In a separate cartoon, Thurber shows his obvious artistic limitations, featuring his ex-wife on top of a bookshelf, and his current wife down on the floor beside him. The people in the drawing are hilariously one-dimensional and crude, and the bookshelf was not even intended to be in the drawing, but was featured because Thurber lacked the basic skills to draw a staircase. I feel that the fact that he did not let this limit him and instead went with it, drawing his classically styled angry woman on top of a bookshelf and dubbing her an ex-wife makes the panel funnier. Moreover, it appears the man discarded his ex-wife like one would an old book or a forgotten photo. These elements detract slightly from the hilariousness of the panel, adding an element of depth. We do, in our own way, try to discard the past as quickly as possibly despite how strongly it lingers. Though Thurber meant to create an entirely different cartoon, he managed to make something funny that also speaks to the inner voice in all of us that perhaps wishes our past did not feel as though it was hovering on the top of every shelf.
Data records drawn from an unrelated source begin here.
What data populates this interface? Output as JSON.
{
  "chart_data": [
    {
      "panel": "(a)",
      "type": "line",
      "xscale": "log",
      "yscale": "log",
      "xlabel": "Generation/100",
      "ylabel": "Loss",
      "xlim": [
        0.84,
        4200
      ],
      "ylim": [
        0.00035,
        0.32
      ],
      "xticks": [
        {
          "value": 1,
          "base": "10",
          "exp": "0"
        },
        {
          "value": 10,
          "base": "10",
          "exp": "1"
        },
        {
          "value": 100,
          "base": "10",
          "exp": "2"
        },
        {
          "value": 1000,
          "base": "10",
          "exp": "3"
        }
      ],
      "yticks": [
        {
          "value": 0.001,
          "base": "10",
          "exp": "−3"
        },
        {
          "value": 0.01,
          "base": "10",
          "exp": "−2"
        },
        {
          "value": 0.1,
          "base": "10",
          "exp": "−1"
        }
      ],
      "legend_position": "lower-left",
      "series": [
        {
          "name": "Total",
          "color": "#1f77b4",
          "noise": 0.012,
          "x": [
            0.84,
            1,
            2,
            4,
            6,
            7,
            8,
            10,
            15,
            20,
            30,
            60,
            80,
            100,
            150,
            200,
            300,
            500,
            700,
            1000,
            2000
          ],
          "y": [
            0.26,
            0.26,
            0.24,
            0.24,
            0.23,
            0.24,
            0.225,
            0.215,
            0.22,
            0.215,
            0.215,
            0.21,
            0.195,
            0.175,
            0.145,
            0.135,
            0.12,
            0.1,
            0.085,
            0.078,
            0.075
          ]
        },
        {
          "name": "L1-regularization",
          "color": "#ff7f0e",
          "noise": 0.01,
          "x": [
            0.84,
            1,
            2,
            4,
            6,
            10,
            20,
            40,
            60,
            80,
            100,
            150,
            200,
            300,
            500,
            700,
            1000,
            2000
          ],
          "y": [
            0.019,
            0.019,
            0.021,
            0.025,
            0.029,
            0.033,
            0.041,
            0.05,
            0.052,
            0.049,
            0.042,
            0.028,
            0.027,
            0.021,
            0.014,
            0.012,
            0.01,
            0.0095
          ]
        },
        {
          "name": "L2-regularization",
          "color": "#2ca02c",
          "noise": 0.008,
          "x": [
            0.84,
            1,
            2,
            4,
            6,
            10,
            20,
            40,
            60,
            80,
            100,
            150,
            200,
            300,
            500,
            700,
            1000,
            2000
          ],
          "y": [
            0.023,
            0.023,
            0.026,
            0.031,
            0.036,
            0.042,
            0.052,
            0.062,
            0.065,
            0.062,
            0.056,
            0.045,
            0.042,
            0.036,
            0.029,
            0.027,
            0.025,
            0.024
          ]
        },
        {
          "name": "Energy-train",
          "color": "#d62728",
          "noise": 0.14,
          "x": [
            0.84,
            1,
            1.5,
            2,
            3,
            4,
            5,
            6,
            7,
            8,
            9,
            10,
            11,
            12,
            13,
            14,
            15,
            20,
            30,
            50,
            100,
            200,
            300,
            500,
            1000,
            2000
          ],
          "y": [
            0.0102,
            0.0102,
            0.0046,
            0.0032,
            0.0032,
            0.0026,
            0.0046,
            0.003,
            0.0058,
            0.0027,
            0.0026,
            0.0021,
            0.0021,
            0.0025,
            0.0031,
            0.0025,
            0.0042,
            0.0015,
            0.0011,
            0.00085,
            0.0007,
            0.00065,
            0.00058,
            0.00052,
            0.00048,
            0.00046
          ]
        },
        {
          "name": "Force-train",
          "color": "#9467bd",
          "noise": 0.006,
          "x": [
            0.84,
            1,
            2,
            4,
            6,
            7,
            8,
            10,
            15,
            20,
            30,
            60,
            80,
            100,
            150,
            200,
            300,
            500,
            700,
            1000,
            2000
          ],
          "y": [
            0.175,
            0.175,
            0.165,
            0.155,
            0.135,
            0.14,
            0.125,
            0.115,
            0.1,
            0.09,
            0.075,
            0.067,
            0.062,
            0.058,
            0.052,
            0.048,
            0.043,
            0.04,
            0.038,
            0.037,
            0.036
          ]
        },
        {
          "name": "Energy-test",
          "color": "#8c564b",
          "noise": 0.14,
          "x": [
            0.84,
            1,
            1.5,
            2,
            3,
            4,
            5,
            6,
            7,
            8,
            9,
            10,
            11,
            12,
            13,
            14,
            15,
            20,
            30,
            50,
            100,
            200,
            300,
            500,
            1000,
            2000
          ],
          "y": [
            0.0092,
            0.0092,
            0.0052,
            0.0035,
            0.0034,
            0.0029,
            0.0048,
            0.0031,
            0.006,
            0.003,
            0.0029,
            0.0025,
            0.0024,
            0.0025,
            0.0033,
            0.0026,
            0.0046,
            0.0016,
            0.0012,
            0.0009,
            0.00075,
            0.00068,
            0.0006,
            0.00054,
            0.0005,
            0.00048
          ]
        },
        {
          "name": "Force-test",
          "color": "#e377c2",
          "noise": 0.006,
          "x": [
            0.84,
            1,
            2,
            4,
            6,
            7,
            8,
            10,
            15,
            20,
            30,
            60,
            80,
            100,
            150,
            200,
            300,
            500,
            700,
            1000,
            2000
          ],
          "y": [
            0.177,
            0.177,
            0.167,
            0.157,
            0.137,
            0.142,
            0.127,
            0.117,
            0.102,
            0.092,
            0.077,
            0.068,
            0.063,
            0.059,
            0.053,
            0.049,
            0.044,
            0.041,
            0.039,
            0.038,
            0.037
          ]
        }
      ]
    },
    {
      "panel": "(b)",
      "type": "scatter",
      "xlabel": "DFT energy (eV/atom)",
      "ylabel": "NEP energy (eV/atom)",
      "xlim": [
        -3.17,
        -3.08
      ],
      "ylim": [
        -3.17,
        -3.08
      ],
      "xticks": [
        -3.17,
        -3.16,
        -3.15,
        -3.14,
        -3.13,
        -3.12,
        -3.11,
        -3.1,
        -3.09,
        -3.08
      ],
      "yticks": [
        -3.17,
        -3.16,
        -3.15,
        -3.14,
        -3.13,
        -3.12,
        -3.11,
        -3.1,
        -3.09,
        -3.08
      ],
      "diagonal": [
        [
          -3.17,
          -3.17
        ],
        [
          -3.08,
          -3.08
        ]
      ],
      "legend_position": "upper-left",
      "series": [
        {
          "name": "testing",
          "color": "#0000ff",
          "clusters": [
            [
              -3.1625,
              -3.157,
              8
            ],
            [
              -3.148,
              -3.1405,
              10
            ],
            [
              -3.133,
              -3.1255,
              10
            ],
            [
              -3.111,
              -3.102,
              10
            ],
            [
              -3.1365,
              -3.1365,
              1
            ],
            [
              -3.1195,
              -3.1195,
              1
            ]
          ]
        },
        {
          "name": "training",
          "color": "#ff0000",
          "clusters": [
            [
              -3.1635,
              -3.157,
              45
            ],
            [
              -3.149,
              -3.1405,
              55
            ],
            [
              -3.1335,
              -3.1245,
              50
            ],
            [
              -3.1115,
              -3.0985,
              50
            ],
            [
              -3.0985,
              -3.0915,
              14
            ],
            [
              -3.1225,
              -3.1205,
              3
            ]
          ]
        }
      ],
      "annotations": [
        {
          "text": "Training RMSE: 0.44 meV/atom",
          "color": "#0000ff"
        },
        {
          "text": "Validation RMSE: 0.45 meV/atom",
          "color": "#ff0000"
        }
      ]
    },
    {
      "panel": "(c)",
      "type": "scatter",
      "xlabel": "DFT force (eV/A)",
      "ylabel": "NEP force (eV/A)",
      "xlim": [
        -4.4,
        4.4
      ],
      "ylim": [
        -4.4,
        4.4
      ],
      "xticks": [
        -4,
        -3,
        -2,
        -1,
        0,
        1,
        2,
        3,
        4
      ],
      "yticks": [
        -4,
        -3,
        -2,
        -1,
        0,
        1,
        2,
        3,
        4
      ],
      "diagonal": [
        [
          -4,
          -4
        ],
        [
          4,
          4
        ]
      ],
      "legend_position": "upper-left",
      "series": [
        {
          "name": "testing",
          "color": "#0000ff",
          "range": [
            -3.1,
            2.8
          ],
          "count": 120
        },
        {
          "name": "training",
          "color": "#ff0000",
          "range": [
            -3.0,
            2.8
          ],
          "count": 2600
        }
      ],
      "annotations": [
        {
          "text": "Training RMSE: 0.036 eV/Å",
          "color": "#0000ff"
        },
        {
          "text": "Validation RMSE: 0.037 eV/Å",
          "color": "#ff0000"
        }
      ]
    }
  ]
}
In conclusion, many of the panels show the dryness of Thurber’s humor. For example, some of his jokes do not seem like jokes at all, but rather strange cartoons with unrelated one-liners that need to be examined further. In one particular panel he expresses everything from a man expressing he heard a seal bark (there is indeed a seal peeking out over the back of the bed’s headboard), and discussing how the wine was “bred” as a group sit down to dinner. While taking into account that he was creating cartoons for The New Yorker, it makes the panels more hilarious because it is almost as if he is making fun of the reader base. However, he cannot be simply because the punchlines are not always obvious. The poor quality of the art created an untraditional cartoon collection for the magazine, but many of the jokes, once assessed, held the same satirical value as other cartoons and articles of the 1940’s and 1950’s.